Similarly, imports from Pakistan stood at $17.6 million in the June quarter compared with $340,000 in the year-earlier period and $2 million in entire FY22. Tankers accounted for $17.2 million worth of imports from Pakistan in the quarter. This is despite a 200% duty imposed by India on imports from Pakistan. In 2019, India withdrew the most-favoured-nation (MFN) status accorded to Pakistan in 1996, following the Pulwama terrorist attack that killed about 40 Central Reserve Police Force jawans.
The MFN clause requires countries to offer the same trade terms to all trading partners, with notable exceptions under WTO rules. The MFN applied rates are around 32.8% and 10.7%, respectively, for farm and non-farm products.
Queries emailed to the ministry of commerce and industry and Pakistan High Commission on Monday remained unanswered till press time.
Nisha Taneja, professor, ICRIER, said about 350 items were traded last year despite curbs, indicating the interdependency between both nations. This is a positive signal. Besides, the new regime in Pakistan may have a better relationship with India, which perhaps explains why there has been a substantial increase in trad, she added.
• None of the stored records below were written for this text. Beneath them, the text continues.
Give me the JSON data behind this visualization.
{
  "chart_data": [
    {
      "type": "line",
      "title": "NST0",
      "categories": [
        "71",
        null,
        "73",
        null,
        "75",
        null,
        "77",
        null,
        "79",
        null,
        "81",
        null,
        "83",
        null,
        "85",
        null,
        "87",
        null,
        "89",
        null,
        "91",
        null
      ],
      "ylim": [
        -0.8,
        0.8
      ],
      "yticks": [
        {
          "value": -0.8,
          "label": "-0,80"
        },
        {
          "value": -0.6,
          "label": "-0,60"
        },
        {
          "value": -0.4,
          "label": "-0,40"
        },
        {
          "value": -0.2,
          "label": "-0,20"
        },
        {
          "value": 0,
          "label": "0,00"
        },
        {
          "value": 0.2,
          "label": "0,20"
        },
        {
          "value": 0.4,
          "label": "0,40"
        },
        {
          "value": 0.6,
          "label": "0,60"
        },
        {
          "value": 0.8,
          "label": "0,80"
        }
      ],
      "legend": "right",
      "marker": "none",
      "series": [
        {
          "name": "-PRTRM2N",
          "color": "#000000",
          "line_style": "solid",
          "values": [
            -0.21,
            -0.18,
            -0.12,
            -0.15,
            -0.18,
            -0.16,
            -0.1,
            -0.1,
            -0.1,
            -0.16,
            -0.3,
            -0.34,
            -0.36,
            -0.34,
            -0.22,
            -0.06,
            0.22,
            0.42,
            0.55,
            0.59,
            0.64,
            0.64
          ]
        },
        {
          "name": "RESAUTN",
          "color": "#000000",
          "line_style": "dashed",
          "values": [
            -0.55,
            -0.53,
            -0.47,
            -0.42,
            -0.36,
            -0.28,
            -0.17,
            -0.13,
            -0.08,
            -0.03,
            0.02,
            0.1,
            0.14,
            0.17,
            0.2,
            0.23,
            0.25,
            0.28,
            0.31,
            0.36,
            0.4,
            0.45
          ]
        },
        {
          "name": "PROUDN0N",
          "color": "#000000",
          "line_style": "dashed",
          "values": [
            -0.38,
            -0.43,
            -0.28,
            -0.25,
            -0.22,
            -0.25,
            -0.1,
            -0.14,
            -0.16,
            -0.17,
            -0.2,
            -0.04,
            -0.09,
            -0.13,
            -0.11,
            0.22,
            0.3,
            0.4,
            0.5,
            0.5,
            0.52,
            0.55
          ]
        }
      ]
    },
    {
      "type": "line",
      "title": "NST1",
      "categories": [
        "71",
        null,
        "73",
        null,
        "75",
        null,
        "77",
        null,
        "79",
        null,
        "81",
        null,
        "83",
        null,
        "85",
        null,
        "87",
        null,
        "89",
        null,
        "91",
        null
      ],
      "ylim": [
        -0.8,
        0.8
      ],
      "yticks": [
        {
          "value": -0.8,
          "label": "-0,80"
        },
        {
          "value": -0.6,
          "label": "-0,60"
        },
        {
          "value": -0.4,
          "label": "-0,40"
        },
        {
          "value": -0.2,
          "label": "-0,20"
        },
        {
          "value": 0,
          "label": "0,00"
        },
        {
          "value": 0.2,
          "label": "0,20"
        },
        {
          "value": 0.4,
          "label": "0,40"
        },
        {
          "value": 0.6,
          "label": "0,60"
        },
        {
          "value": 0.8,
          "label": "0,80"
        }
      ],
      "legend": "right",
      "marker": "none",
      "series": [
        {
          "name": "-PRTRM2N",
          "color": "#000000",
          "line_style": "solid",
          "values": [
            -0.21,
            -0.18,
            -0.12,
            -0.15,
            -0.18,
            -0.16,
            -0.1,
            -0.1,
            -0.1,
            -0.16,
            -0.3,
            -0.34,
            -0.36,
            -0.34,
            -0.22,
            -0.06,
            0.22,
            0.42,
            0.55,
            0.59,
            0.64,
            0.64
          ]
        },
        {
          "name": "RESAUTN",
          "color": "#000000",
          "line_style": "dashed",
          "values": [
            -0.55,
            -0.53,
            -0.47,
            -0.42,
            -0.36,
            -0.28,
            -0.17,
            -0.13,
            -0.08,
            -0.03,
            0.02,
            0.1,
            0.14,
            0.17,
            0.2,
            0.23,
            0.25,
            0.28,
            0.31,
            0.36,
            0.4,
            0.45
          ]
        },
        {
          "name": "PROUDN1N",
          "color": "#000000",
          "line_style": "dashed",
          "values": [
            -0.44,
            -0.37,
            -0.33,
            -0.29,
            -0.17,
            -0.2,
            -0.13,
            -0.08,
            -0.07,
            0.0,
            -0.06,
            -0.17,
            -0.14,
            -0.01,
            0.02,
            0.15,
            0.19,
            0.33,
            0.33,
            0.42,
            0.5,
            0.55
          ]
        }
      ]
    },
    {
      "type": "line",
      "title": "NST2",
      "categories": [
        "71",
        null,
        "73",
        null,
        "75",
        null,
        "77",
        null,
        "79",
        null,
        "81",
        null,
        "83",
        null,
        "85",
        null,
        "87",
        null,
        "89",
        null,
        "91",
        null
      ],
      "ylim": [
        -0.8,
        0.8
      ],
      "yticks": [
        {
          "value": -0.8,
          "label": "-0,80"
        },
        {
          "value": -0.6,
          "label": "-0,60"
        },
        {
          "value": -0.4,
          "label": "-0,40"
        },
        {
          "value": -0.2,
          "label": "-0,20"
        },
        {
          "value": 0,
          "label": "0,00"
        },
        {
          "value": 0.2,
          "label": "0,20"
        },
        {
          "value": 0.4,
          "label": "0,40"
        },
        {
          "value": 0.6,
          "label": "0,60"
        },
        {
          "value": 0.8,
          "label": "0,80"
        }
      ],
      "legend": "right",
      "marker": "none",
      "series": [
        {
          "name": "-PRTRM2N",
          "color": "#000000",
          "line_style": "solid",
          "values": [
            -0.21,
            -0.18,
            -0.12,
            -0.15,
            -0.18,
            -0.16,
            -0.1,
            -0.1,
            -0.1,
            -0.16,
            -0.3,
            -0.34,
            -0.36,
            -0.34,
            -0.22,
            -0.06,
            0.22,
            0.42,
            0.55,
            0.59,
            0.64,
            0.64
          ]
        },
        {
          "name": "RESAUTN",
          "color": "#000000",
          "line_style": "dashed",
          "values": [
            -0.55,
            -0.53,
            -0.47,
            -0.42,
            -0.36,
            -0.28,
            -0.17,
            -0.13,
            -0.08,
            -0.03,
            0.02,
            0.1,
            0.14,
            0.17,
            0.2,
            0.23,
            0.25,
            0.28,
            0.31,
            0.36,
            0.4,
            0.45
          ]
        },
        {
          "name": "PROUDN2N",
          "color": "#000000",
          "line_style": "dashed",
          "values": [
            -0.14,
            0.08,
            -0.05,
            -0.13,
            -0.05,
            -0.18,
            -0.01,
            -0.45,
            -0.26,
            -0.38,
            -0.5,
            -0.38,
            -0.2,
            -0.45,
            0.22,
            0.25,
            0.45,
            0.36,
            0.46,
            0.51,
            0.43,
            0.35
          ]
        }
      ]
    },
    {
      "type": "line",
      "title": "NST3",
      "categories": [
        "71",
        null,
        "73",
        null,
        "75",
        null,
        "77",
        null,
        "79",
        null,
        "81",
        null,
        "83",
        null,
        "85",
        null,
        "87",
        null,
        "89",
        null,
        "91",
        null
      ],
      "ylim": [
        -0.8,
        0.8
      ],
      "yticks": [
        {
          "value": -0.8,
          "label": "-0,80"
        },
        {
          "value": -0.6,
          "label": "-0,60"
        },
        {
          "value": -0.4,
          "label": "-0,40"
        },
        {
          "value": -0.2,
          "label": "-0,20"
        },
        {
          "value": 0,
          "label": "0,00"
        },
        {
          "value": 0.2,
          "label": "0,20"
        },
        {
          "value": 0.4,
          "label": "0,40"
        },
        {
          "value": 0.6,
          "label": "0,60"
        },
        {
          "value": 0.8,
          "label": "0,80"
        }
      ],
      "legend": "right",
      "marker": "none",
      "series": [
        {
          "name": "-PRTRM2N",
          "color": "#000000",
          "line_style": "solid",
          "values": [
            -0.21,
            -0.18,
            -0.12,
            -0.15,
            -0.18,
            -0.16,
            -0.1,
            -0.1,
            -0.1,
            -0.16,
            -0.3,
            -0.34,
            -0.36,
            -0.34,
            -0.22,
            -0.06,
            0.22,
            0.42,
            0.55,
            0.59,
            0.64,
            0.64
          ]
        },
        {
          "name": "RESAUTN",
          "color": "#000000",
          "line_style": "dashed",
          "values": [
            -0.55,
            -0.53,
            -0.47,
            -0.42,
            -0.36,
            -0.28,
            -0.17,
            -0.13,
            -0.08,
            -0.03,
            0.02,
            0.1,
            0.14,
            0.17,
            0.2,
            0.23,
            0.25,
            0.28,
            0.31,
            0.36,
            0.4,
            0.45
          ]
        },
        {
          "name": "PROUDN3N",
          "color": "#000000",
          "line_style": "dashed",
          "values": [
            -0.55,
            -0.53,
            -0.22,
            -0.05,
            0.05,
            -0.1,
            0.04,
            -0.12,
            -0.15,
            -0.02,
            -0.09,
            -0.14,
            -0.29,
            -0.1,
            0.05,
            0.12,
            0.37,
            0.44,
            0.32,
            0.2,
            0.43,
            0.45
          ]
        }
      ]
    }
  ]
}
Experts said Pakistan was forced to import food items at competitive rates as it was facing high inflation.
According to the Pakistan Bureau of Statistics, inflation measured by the Sensitive Price Index jumped to a record 42.3% in August because of surging food prices. Pakistan’s foreign currency reserves have also dwindled and are currently good for less than two months of imports.
“The two countries are in talks, and it could be revolving around aid to Pakistan because of the floods. Easing trade tension could be an outcome to help Pakistan. However, opening trade with Pakistan is a long way. Some items are traded via the Dubai route, indirect trade. The cost of trade is more when you get involved in indirect trade. Instead of that, if we trade directly, it will help businesses,” said Vijay Kalantri, chairman, MVIRDC World Trade Center, Mumbai.